Tangled web of expectations ensnares McNair

August 06, 2006|By DAVID STEELE

LANDOVER -- Since Steve McNair is going to be the reason the Ravens either win a Super Bowl or fall flat on their faces and get everybody fired, at the very least he deserves a nickname. Something less sacrilegious than The Savior, although that's exactly how lots of the faithful have perceived him since before he even arrived.

So ... how about Spiderman?

That comes, in part, from Derrick Mason, his past and current teammate. Not because McNair is climbing walls, swinging from goal posts or enraging tabloid editors. It has to do with those very expectations the franchise and its followers are placing on him, which he toted around even during yesterday's terribly meaningful-yet-meaningless scrimmage against the Redskins.

"You expect that. You expect that at that position, when you have that type of status," Mason said after the game, watching as a horde of reporters bolted away from him in mid-question when McNair returned to his locker. "You've got a responsibility - kind of like the Spiderman movies. He's got those powers. Now, with those powers comes great responsibility.

"That's what Steve has to uphold, and I don't see any indication of him not upholding that responsibility of being our starting quarterback and our leader. So everything he does is going to be scrutinized. Even if he does it perfectly, somebody's going to find some way where that gets scrutinized. But it's been that way his whole life, his whole career."

And it was that way the whole afternoon, although some of the scrutiny was indirect. It was a pro-Skins crowd, to put it mildly. In fact, "crowd" is putting it mildly. They drew more than 47,000 who were not just willing, but eager, to bake and cheer and boo and chant about everything going on in front of them, no matter how little connection it might have to what either team does five weeks from now when there are actual games that actually count.

Still, there were more than enough Baltimore eyes and ears and hearts tuned to McNair, who was putting his powers on display in his biggest public forum yet. How did he do? No one in purple was complaining, even about his one and only incompletion in the 11-on-11 - an interception straight into the arms of linebacker Marcus Washington.

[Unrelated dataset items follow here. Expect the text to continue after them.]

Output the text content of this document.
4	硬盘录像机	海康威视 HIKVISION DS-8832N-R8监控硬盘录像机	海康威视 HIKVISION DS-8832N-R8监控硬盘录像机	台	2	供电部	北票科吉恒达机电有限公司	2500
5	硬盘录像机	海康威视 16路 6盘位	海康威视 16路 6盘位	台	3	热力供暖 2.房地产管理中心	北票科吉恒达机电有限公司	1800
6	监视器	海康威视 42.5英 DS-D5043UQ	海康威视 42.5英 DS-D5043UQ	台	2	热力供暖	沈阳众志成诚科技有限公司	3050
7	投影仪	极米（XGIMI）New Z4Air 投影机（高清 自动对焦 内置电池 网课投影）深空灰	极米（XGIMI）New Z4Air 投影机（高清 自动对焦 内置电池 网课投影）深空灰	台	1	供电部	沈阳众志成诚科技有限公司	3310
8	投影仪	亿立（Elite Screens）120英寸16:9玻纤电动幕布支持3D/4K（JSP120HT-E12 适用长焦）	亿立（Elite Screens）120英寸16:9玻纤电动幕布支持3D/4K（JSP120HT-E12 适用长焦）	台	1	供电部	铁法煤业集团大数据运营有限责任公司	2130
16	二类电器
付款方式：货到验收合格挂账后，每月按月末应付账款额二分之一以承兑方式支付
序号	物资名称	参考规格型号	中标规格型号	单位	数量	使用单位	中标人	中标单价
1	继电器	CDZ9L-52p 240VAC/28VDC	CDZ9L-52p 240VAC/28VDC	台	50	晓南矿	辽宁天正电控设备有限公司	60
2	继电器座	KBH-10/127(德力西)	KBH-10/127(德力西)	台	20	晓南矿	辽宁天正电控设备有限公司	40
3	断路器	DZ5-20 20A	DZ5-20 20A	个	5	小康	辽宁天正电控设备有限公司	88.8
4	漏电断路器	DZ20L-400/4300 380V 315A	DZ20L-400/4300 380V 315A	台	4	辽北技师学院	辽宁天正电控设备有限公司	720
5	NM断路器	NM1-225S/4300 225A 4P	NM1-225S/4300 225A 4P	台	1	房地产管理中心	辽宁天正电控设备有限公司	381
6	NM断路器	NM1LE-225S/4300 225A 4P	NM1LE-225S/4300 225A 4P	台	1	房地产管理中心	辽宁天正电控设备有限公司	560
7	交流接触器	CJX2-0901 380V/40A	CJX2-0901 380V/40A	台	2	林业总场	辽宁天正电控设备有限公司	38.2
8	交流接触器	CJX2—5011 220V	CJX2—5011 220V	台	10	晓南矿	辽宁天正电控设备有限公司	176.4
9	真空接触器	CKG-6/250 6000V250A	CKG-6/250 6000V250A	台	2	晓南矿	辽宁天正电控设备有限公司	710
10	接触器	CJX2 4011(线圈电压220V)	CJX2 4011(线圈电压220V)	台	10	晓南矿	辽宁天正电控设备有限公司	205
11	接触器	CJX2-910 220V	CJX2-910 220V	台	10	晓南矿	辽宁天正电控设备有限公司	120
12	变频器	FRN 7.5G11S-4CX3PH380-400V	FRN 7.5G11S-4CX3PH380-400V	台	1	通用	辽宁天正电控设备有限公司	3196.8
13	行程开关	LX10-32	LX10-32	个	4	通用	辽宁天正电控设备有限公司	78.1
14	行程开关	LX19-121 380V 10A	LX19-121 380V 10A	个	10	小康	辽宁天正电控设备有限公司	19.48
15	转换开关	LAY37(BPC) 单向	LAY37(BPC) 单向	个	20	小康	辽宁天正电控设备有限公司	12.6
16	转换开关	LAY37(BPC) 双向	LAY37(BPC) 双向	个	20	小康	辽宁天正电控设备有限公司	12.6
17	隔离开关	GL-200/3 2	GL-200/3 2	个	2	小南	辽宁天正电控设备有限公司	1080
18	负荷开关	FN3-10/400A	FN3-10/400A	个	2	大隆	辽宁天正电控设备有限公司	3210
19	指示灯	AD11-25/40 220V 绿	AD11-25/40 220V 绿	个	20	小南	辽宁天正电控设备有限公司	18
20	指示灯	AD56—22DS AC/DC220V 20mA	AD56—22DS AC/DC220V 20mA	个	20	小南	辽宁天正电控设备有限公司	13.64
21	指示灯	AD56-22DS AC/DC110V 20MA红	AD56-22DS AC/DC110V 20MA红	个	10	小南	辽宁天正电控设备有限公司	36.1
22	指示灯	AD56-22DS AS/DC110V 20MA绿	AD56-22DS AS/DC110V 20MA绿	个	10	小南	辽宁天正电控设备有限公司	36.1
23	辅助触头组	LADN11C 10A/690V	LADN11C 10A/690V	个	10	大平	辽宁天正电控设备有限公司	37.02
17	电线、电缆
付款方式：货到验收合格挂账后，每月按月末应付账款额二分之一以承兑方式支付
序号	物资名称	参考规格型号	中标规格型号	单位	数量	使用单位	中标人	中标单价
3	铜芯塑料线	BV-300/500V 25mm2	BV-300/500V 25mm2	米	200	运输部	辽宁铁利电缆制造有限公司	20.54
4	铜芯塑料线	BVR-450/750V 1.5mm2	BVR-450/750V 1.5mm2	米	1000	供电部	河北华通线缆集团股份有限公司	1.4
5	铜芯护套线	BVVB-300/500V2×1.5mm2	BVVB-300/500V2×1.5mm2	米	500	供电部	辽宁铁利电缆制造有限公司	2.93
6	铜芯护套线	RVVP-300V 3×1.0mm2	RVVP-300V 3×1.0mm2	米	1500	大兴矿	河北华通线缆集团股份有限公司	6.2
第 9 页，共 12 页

Too many factors are involved to give a real, objective analysis. Jamal Lewis only worked in the 7-on-7s; Mike Anderson was knocked out of the game early in the 11s. Jonathan Ogden wasn't there, and Mark Clayton didn't play. McNair had to deal with blitzes and how his line handled them (not particularly well), and wasn't exactly looking to air it out. And it's safe to say that the Redskins' defense is far ahead of the Ravens' offense, and will be for the foreseeable future.

Nevertheless, McNair looked fine. He looked as good as a quarterback of his resume should after one week of camp and two months of cramming on the playbook. For what it's worth, he completed all five of his other passes in the 11-on-11s, for 30 yards, and in the 7-on-7s he was 4-for-5, hitting Mason twice in goal-line situations and watching him take them into the end zone both times. He clicked plenty with Todd Heap, an increasingly encouraging sign of things to come.

Most of all, he looked comfortable, even when circumstances demanded that he wouldn't be. That's not a small issue. It's also not completely subjective - all you can go on is what you see and what he says. But he withstood the extremely preliminary scrutiny and shows every sign of doing it over and over again.

McNair doesn't seem troubled about having his every move pulled apart and examined by hungry outsiders. "I'm not trying to rush myself ... I'm going to have to do the best I can week in and week out," McNair said. "I just have to be patient and learn this offense and not get frustrated."

There isn't a sign whatsoever that he's been frustrated - or that anybody in the organization is impatient. The coaches and players trust him. He's getting where he needs to be. He'll get there on time. He'll be what we need him to be. It doesn't appear to be lip service.

"You have to give him some leeway," Mason said. "It's not his fault that he came into the situation he came into, so late ... What he has control over is that once he came through those doors, he's been in that playbook nonstop. So you're going to have some mistakes, but on a whole, Steve's done a great job."

He has to, because everybody's watching really, really close. And really, really needing him to do what's expected of him - not shooting webs from his wrists to defeat the powers of evil (or of the Steelers, if that's the case), but pretty close. Great power, but great responsibility.

Spiderman McNair. You heard it here first.